Spring 2019

The Power of Punk

Up & Coming

The spark for Dr. David Kauzlarich’s next book came as he observed the Occupy movement in St. Louis in 2008. 

“It seemed like almost every other person had an acoustic guitar, and almost every other night there’d be bands out there if the cops didn’t break it up,” he says. “It was as much a part of the message, it seemed, as when people had the bullhorn.”

The combination of music and protest against misdeeds of the powerful blended two of his primary interests – scholarly and personal.

Kauzlarich came to UNC Greensboro in 2017 to head the Department of Sociology. His academic career has focused on criminal justice and criminology, and he has coauthored a number of books, including “Crimes of the Powerful” and “Towards a Victimology of State Crime.” He concentrates his work on crimes such as human rights violations, illegal wars, and anti-democratic practices against journalists. Kauzlarich was drawn to the Occupy movement for that reason.

“I started looking at resistance to perceived state and corporate wrongdoing, ethical issues, disproportionate coddling of corporations – the ’08 housing scandal, Bank of America, and all that,” he says. “The literature in criminology really didn’t have a lot to say about how people resist that through social movements.”

His book in progress is called “Theorizing Resistance: Music, Politics, and the Crimes of the Powerful.” The focus is punk rock and how, Kauzlarich says, music can spotlight and spur resistance to crimes at a state level. He is the first criminologist to examine connections between music and resistance to high-level crimes, he says, though detractors may question whether music can produce political change.

Resist

“Music can foster and represent political and ideological challenges to structural conditions in society,” says Kauzlarich.
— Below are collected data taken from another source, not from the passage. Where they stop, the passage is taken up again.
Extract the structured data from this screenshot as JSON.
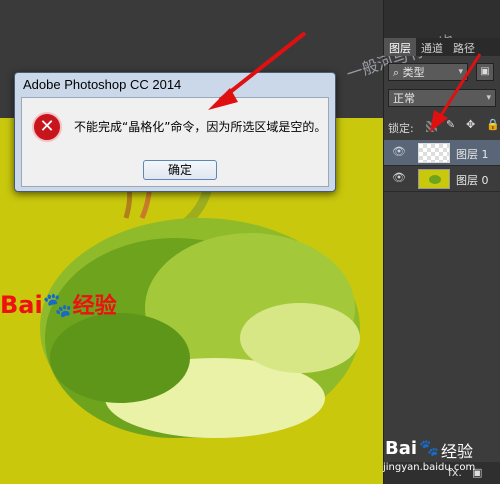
{
  "dialog": {
    "title": "Adobe Photoshop CC 2014",
    "message": "不能完成“晶格化”命令，因为所选区域是空的。",
    "ok_label": "确定"
  },
  "layers_panel": {
    "tabs": [
      "图层",
      "通道",
      "路径"
    ],
    "filter_label": "类型",
    "blend_mode": "正常",
    "lock_label": "锁定:",
    "layers": [
      {
        "name": "图层 1",
        "selected": true
      },
      {
        "name": "图层 0",
        "selected": false
      }
    ],
    "fx_label": "fx."
  },
  "watermarks": {
    "baidu_left_latin": "Bai",
    "baidu_left_cn": "经验",
    "baidu_bottom": "Bai",
    "baidu_bottom_cn": "经验",
    "baidu_bottom_url": "jingyan.baidu.com",
    "top_right": "一般河与竹相约"
  },
  "colors": {
    "canvas_bg": "#c8c90e",
    "dialog_title_bg": "#cad8ea",
    "selected_layer": "#596678",
    "arrow": "#e01010"
  }
}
His background helped him launch the research for the book. Kauzlarich has written songs and played in punk bands himself, including the St. Louis band Resoldered. He began the process by interviewing musical peers he shared stages with over the years, then widened his circle. He has interviewed about two dozen musicians from the United States, Canada, and Great Britain.

“Without music that’s counter-hegemonic, or questioning power and authority, we’re left in a vacuous situation, regurgitating these silly pop-culture things,” he says. “That’s why I think these bands are so important, because they show there are other ways to write songs, and there are other ways to think more deeply.”

Kauzlarich came to UNCG following two decades at Southern Illinois University in Edwardsville, where he served six years as a department chair and received the school’s Outstanding Teacher-Scholar Award. Heading the Department of Sociology at UNCG is his proudest academic accomplishment to date, he says.

“As I’ve grown older, what I really care about is making something meaningful for the largest amount of people possible.”

That philosophy may help people outside the academic world appreciate “Theorizing Resistance” and its illumination of the ways music and politics can converge.

“Music can be more than just entertainment,” he says.